И рассмеялась, обняв своего друга:
— Неплохо исполнили мы наш маленький дуэт. Ты не
находишь, Пьерро?
— Да, Джессика, — согласился он.
— Мой бедный Пьерро, — продолжала она, — мы с
тобой были созданы не для этого мира, где только и умеют петь Марсельезу!
— Если бы еще умели ее петь! — проронил Пьер.
— Мы ошиблись станцией и сошли раньше.
— Боюсь, что следующая станция оказалась бы еще хуже…
Ты представляешь себе, что было бы с нами в том обещанном улье, где никто не
посмеет жить для себя, а только для пчелиной матки или для республики?

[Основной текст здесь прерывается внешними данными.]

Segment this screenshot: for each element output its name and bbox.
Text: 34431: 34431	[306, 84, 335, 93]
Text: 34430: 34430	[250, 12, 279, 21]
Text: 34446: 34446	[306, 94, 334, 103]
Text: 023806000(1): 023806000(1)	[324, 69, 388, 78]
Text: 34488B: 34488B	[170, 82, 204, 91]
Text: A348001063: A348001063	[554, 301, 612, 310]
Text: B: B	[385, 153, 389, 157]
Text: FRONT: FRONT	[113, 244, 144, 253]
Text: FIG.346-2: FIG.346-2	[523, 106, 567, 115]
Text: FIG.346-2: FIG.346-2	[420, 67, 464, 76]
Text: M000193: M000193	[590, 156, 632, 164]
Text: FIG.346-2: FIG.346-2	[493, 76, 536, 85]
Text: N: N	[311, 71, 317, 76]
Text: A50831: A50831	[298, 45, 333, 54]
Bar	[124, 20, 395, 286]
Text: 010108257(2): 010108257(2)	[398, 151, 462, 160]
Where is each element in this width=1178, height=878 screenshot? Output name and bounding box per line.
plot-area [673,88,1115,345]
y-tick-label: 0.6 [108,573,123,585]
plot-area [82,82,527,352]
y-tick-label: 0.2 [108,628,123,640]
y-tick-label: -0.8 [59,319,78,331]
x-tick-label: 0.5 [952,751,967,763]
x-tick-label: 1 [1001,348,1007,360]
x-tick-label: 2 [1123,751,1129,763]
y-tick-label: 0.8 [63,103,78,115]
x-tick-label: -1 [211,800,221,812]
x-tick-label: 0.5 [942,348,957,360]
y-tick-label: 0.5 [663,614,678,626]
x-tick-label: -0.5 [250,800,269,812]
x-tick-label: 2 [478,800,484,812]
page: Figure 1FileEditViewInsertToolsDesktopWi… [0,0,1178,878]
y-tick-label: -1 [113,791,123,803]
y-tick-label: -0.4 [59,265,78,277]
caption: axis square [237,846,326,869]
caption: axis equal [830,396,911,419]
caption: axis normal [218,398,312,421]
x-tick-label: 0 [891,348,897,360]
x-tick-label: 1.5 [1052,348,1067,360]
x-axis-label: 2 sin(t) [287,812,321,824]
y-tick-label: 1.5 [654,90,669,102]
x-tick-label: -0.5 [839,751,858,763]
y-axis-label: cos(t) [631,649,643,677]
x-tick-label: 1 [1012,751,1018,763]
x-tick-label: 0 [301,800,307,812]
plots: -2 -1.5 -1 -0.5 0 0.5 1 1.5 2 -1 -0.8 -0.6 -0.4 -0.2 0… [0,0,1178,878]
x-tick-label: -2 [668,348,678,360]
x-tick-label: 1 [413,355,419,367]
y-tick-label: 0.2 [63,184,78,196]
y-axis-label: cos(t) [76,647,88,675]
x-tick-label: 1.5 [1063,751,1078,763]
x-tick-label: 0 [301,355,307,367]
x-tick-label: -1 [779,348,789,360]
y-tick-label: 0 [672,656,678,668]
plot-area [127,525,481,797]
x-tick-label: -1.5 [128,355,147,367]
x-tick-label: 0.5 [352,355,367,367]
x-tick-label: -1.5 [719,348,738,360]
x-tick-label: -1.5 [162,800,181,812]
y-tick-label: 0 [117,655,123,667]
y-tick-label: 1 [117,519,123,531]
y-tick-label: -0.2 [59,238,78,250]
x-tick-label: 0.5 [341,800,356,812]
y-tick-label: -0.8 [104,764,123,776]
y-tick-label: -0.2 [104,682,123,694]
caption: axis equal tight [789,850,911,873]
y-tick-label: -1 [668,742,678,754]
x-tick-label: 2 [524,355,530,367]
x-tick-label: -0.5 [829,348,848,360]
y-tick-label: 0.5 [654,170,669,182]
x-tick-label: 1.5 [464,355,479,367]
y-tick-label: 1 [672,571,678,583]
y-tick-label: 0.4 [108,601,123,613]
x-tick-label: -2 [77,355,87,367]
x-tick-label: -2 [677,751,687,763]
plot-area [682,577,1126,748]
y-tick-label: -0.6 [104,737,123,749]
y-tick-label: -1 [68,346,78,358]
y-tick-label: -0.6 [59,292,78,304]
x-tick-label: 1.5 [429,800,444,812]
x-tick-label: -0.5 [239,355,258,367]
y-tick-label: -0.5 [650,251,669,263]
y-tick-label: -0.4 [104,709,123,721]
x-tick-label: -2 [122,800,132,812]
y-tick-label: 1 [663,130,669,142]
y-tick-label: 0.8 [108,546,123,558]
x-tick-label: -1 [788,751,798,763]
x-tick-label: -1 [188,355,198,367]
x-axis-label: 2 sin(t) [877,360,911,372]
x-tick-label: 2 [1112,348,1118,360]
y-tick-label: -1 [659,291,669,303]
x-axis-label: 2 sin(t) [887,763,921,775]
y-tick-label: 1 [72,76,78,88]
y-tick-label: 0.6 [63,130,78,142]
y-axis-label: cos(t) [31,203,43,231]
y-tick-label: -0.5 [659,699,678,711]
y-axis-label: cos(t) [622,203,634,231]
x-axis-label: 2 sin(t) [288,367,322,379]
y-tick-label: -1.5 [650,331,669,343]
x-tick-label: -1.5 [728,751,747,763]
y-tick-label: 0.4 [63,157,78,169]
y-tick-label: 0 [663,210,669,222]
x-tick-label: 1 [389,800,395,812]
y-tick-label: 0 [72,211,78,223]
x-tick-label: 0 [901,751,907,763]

— Нести яйца без устали с утра до ночи или с утра до
ночи лизать яйца других, — спасибо за выбор, — заявила Люс.
— О Люс, скверная девочка, как некрасиво ты
рассуждаешь! — смеясь, сказал Пьер.
— Да, гадко, я и сама знаю. Ни на что хорошее я не
годна. Да и ты тоже, дружок. Ты плохо приспособлен к тому, чтобы убивать и
калечить людей на войне, а я к тому, чтобы потом зашивать их, как несчастных
лошадей, искалеченных во время боя быков, которые должны еще сослужить в
будущей свалке. Мы с тобой бесполезные, опасные существа. Мы хотим — а это
нелепое, даже преступное стремление — жить для любви, любить тех, кто нам
близок, моего милого возлюбленного, моих друзей, хороших людей, ребятишек,
добрый дневной свет, вкусный, мягкий хлеб и все, что мне приятно и вкусно
положить на зубок. Это позор, позор! Красней за меня, Пьерро! Но мы будем
наказаны по заслугам! Земля скоро станет одной огромной фабрикой, рабо тающей
без отдыха и срока, но для нас с тобой там не найдется места. К счастью, нас
тогда уже не будет!
— Да, к счастью! — подтвердил Пьер.
В твоих объятьях даже смерть желанна!
Что честь и слава, что мне целый
свет,
Когда моим томлениям в ответ
Твоя душа заговорит нежданно!
— Что ж! Неплохо сказано!
— Неплохо и в истинно французском духе. Это из
Ронсара, — сказал Пьер.
Но, робкому, пусть рок назначит мне
Сто лет бесславной жизни в тишине
И смерть в твоих объятиях, Кассандра.
— Сто лет, — вздохнула Люс, — он
довольствуется малым!
И я клянусь: иль разум мой погас,
Иль этот жребий стоит даже вас,
Мощь Цезаря и слава Александра.[6]
— Негодный, негодный, негодный шутник! И тебе не
стыдно? В наше-то время героев!
— Их слишком много, — возразил Пьер. — Лучше
уж я буду простым влюбленным мальчиком, сыном обыкновенной женщины.
— Ребенком, у которого еще не обсохло на губах мое
молоко, — сказала Люс, обнимая его. — Мой, мой малыш!